Does It Take Longer To Heal When It's Your Second C-Section?
Most pregnant women go into labor anticipating a vaginal delivery. However, the unexpected can occur making it necessary for the doctor to deliver your baby via a Cesarean, or C-section. The majority of first C-sections are unplanned, occurring after several hours of active and painful labor. But, if this is not your first time around the block, you may be asking if it take longer to heal with your second C-section.
If your repeat C-section is planned, your experience will likely be completely different than if your first was an emergency. Like many moms-to-be, you probably read all the books and took all the classes during your first pregnancy. You may have learned that according to the Centers For Disease Control and Prevention, approximately 32 percent of all births are Cesarean deliveries. You were also likely told that many doctors over perform C-sections for profit or convenience, even though the World Health Organization states that there is no justification for C-section birth rates to exceed 10-15 percent.

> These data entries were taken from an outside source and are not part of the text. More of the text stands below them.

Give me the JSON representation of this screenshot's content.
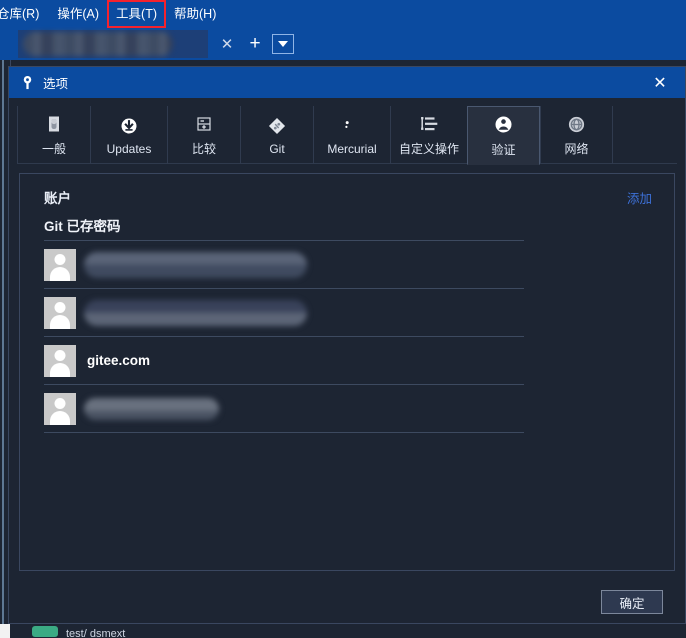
{
  "app": {
    "menu": [
      {
        "label": "仓库(R)",
        "name": "menu-repository",
        "highlight": false
      },
      {
        "label": "操作(A)",
        "name": "menu-actions",
        "highlight": false
      },
      {
        "label": "工具(T)",
        "name": "menu-tools",
        "highlight": true
      },
      {
        "label": "帮助(H)",
        "name": "menu-help",
        "highlight": false
      }
    ],
    "tabstrip": {
      "tab_label_redacted": "",
      "close_glyph": "✕",
      "add_glyph": "+",
      "dropdown_name": "tab-list-dropdown"
    },
    "background": {
      "status_text": "test/ dsmext"
    },
    "colors": {
      "titlebar_blue": "#0b4ba0",
      "window_bg": "#1d2533",
      "panel_border": "#3a4760",
      "link_blue": "#3d71d8",
      "highlight_red": "#f5222d",
      "accent_green": "#3bab84"
    }
  },
  "dialog": {
    "title": "选项",
    "icon": "key-icon",
    "close_glyph": "✕",
    "tabs": [
      {
        "label": "一般",
        "icon": "general-icon",
        "selected": false
      },
      {
        "label": "Updates",
        "icon": "download-icon",
        "selected": false
      },
      {
        "label": "比较",
        "icon": "compare-icon",
        "selected": false
      },
      {
        "label": "Git",
        "icon": "git-icon",
        "selected": false
      },
      {
        "label": "Mercurial",
        "icon": "mercurial-icon",
        "selected": false
      },
      {
        "label": "自定义操作",
        "icon": "custom-actions-icon",
        "selected": false
      },
      {
        "label": "验证",
        "icon": "person-auth-icon",
        "selected": true
      },
      {
        "label": "网络",
        "icon": "globe-icon",
        "selected": false
      }
    ],
    "content": {
      "accounts_heading": "账户",
      "add_link": "添加",
      "section_heading": "Git 已存密码",
      "rows": [
        {
          "name": "",
          "redacted": true,
          "blur_class": "b1"
        },
        {
          "name": "",
          "redacted": true,
          "blur_class": "b2"
        },
        {
          "name": "gitee.com",
          "redacted": false,
          "blur_class": ""
        },
        {
          "name": "",
          "redacted": true,
          "blur_class": "b4"
        }
      ]
    },
    "footer": {
      "ok_label": "确定"
    }
  }
}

You went into labor adamant that you were going to bring this baby into the world old fashioned way — no drugs to speed along the process, no painkillers that could slow it down. Then, for reasons beyond your control, you ended up having an emergency C-section. After all of that preparation, it is not uncommon to feel sad or guilty that your birth experience wasn't what you had hoped. Jennifer Hamm, an OBGYN at Florida Hospital in Orlando ,told Babble.com that, "it’s important for new C-section moms to be reassured that they did everything they could for their babies, and that they didn’t do anything to cause the C-section."
Emergency C-sections occur when the life of the baby or the mother is at risk or if the labor is not progressing. The surgery, plus the trauma of a long and painful labor can make for an extended recovery, both physically and emotionally.
Some women who get pregnant after their initial C-section may be candidates for a vaginal birth after Cesarean, or VBAC, but others may be recommended for a scheduled C-section. According to recent studies, subsequent surgical deliveries may be safer than VBACs. Fox News reported on a study by Australian researchers who found that of the babies born via planned repeat C-section, 0.9 percent died or had serious complications, compared to 2.4 percent of babies born via VBAC. The study also found that 0.8 percent of mothers who had a repeat C-section experienced severe bleeding compared with 2.3 percent of those who had a VBAC.
If you must go through a repeat surgical delivery, it may be comforting to know that most of the women who share their stories in online advice forums like those found on BabyCenter's message board will agree that that they recovered more quickly from their second C-section. Maria Guido, Senior Editor for Scary Mommy, wrote that recovering from her scheduled second C-section was easier than the first because she could choose the time of her surgery, there was no rushing, and the doctors and nurses were calm and moved slowly and gently.
When it comes to C-section recovery times, so much has to do with your individual circumstances. Factors such as the type of anesthetic you are given, if you are having multiples, how many C-sections you have had in the past, your overall health, and how much help you have at home all play a role in your recovery. No two experiences are the same, and as always, talk to your doctor before making any important health decisions.